第362話九条家と「祖母」鈴村八重子

文字数 1,305文字

その頃、京都九条屋敷では、大旦那に五月が付き添い、麗の「祖母」鈴村八重子と向き合っている。

大旦那は深く頭を下げる。
「ほんま、いろいろ、長いこと、申し訳なく」

鈴村八重子は、唇をキュッと結ぶ。
「大旦那様、それは何度も」
「ご厚意は、しっかりと受け取ってまいりました」
「今さら、どうにもなりません」

鈴村八重子の娘の由美は、当時の九条家後継兼弘と未婚のまま関係を持ち、麗を生んですぐに、兼弘の正妻恵理に殺された。
鈴村八重子としては、憎むべき九条家であり、大旦那に深く頭を下げられたとしても、娘を殺した家の人と向き合っていることになる。
しかし、鈴村八重子は、理屈ではわかっている。
あくまでも、宮家を鼻にかけた恵理の凶行であって、大旦那の「監督不行き届き」があったとしても、恐ろしく多忙な大旦那を、どれほど責められるのだろうか。

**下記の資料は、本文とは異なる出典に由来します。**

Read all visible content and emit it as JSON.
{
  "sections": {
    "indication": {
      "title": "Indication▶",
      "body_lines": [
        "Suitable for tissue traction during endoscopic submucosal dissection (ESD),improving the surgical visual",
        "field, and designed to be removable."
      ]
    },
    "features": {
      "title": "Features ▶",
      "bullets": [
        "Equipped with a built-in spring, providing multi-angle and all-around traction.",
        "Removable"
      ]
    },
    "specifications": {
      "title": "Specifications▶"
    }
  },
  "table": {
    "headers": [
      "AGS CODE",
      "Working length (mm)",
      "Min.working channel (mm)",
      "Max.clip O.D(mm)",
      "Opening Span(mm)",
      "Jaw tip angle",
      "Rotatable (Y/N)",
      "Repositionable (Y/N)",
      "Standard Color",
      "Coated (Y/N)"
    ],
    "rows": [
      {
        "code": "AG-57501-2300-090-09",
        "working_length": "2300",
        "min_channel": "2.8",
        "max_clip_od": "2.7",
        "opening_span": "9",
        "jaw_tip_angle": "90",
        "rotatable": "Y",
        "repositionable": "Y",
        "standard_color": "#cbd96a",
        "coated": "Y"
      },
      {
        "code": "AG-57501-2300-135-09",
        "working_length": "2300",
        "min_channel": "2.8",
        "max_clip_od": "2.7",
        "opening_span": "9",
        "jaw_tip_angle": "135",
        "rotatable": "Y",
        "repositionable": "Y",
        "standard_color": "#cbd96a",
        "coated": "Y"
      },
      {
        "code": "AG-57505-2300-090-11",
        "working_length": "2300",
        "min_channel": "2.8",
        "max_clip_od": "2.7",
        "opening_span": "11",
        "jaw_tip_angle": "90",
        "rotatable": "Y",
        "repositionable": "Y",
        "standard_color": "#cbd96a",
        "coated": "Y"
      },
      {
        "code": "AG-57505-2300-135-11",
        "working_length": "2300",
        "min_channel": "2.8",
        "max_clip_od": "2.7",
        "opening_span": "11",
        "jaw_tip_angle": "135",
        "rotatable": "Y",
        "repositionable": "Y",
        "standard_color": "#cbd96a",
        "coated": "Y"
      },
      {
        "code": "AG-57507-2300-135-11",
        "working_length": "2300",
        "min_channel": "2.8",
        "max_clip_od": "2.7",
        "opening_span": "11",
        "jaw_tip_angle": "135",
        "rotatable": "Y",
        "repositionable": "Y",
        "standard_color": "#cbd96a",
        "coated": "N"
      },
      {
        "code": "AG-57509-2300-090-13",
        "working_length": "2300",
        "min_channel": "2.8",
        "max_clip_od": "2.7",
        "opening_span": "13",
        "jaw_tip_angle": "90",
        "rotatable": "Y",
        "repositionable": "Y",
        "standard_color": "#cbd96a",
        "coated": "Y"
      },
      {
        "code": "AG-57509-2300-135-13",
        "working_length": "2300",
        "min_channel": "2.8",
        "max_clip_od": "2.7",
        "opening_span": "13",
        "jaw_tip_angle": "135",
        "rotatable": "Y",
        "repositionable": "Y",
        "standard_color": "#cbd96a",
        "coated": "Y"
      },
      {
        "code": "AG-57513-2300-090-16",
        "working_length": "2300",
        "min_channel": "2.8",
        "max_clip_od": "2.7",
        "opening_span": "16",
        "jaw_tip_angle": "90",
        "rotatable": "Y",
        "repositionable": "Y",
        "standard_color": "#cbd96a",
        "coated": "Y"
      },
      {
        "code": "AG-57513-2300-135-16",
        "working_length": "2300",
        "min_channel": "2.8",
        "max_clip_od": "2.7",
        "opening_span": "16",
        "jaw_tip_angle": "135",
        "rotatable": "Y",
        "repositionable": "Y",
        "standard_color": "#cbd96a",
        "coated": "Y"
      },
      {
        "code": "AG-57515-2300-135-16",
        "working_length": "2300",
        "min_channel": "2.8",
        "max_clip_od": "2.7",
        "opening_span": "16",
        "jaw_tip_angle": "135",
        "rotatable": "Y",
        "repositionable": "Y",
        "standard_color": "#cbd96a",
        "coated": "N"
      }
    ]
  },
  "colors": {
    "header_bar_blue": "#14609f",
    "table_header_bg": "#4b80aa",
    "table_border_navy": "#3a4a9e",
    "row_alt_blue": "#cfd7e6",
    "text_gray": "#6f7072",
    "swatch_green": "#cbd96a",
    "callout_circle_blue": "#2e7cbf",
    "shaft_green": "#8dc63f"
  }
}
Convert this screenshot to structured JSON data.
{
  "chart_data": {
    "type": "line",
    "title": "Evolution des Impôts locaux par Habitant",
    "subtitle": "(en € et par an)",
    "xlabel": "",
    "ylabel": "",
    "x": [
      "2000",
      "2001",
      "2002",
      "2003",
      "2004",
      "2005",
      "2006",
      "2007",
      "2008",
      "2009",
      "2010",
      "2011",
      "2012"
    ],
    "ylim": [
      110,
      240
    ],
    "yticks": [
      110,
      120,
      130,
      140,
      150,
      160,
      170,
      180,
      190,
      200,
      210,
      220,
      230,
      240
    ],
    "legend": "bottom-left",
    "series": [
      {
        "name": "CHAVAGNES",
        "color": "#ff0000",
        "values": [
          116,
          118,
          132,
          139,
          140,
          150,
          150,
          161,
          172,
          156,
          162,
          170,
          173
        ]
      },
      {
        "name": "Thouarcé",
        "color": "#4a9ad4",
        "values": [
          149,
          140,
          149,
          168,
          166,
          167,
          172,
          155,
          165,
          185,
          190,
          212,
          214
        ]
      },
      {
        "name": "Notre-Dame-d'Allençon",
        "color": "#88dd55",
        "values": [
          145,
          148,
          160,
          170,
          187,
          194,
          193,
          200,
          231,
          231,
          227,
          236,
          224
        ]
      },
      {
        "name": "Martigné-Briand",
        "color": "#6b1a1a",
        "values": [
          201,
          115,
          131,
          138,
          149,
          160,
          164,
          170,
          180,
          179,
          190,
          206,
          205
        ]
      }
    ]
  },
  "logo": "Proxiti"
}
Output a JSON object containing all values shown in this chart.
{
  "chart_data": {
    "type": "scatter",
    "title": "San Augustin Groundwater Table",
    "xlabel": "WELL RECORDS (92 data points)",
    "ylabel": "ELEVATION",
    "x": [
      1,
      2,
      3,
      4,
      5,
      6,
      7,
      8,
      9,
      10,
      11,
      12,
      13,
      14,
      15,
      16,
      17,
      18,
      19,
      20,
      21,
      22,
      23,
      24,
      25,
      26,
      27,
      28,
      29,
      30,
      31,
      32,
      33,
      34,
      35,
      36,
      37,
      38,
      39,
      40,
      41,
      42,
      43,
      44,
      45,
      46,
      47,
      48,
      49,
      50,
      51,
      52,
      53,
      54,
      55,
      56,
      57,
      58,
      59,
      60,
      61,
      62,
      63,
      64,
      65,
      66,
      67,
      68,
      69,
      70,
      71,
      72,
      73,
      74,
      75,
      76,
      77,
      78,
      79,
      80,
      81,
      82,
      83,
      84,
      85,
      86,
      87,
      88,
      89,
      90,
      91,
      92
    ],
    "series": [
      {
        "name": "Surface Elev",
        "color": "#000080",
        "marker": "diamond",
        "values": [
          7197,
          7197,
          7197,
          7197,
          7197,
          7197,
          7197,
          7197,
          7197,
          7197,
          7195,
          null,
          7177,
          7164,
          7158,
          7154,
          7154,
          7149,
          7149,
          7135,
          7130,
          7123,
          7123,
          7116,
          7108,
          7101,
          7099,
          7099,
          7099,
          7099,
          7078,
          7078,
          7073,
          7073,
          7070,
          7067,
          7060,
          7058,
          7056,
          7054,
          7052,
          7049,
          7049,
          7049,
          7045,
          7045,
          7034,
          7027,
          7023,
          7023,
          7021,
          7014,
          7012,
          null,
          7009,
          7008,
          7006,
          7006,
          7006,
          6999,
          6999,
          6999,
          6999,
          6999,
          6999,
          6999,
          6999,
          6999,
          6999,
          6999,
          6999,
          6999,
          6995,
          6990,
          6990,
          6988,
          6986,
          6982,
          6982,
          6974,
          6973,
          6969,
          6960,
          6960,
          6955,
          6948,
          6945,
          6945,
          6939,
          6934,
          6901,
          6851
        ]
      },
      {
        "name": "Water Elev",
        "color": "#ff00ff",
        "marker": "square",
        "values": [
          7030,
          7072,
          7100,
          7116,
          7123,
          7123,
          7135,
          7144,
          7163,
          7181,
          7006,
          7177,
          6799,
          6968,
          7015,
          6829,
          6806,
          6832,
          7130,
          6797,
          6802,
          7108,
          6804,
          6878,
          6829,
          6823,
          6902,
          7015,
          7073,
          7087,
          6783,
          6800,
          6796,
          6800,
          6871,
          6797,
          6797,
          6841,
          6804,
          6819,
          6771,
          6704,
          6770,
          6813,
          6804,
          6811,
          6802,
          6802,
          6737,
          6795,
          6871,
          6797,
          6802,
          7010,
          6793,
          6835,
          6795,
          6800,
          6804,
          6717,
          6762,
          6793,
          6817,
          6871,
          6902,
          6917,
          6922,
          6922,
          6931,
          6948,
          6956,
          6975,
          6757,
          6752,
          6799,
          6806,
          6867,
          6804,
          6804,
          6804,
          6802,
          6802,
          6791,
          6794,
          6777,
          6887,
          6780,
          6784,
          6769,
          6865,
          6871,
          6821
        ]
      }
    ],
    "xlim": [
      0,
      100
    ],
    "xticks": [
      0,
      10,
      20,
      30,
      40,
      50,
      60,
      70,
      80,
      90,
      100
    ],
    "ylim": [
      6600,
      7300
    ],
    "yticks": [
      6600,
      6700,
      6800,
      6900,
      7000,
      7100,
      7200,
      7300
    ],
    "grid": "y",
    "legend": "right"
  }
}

また、まだ見ぬ孫の麗が、どこかで生きていると聞けば、どうしても顔を見たい。
九条家との関係を断ってしまうなら、二度と顔を見ることは難しくなる。
それだけが、鈴村八重子と九条家をつないで来た理由になる。

しかし、鈴村八重子の瞳から、一筋の涙が頬を伝う。
「気が狂いそうなほど、死にそうなほどの、熱い鉛玉を飲み込むしか」
「どんなに恨んだか、どれほど由美の顔が見たかったか」
「どれほど孫を抱きたかったか」

決して責めるようなことを言うまいと思っていたけれど、やはりこらえきれなかった。
「大旦那の京社会でのお立場もようわかります」
「でも、あんまりやと」
鈴村八重子の言葉は、それで止まった。
涙も激しいので、言葉にはならない。

頭を下げ続ける大旦那は、実に苦し気な顔。
五月が、やはり湿った声で、口を開いた。
「麗様は・・・」

その言葉で、鈴村八重子は、涙をようやく拭く。

五月は、少しだけ、顔をやわらげる。
「今は都内の大学、高輪にお住まい」
「九条屋敷では、最初は緊張気味でしたが、今はうち解け始めて」
「使用人から、お世話係さんまで、誰からも好かれて」
「少しお話しましたけれど、九条の次席理事として」
「とにかく優秀で、京社会でも、期待が高く」

鈴村八重子は、うれしそうな顔に変わる。
「はい、人の噂ですが、素晴らしい後継がとか」
「時代和菓子、葵祭での立派な所作、石仏調査の話も伝わってまいりました」
「これで京社会も安心やとか」

大旦那は黙って葵祭の時の集合写真を差し出すと、鈴村八重子は、食い入るように見る。
「これが・・・麗・・・麗様・・・」
「はぁ・・・きれいなお顔して・・・」
「この目が、由美に似とる」
何枚もあるので、差し出されるたびに、目を輝かす。

五月が、九条財団の冊子、麗のブログのページを開いて差し出す。
鈴村八重子は、これにも目を大きく開く。
「九条麗・・・式子内親王様の?」
「これも葵祭の御歌・・・」
「はぁ・・・うん・・・これは・・・」
「美しい文です」

黙っていた大旦那が、口を開いた。
「さきほど、麗からの、伝言があります」
「麗自身からも、お願いするかもしれん」

鈴村八重子は、全く予想がつかない。
「それは?いったい・・・」

大旦那は、やわらかな顔。
「古今の大家に、弟子入りしたいとか」

鈴村八重子は、顔をおおって泣き出してしまった。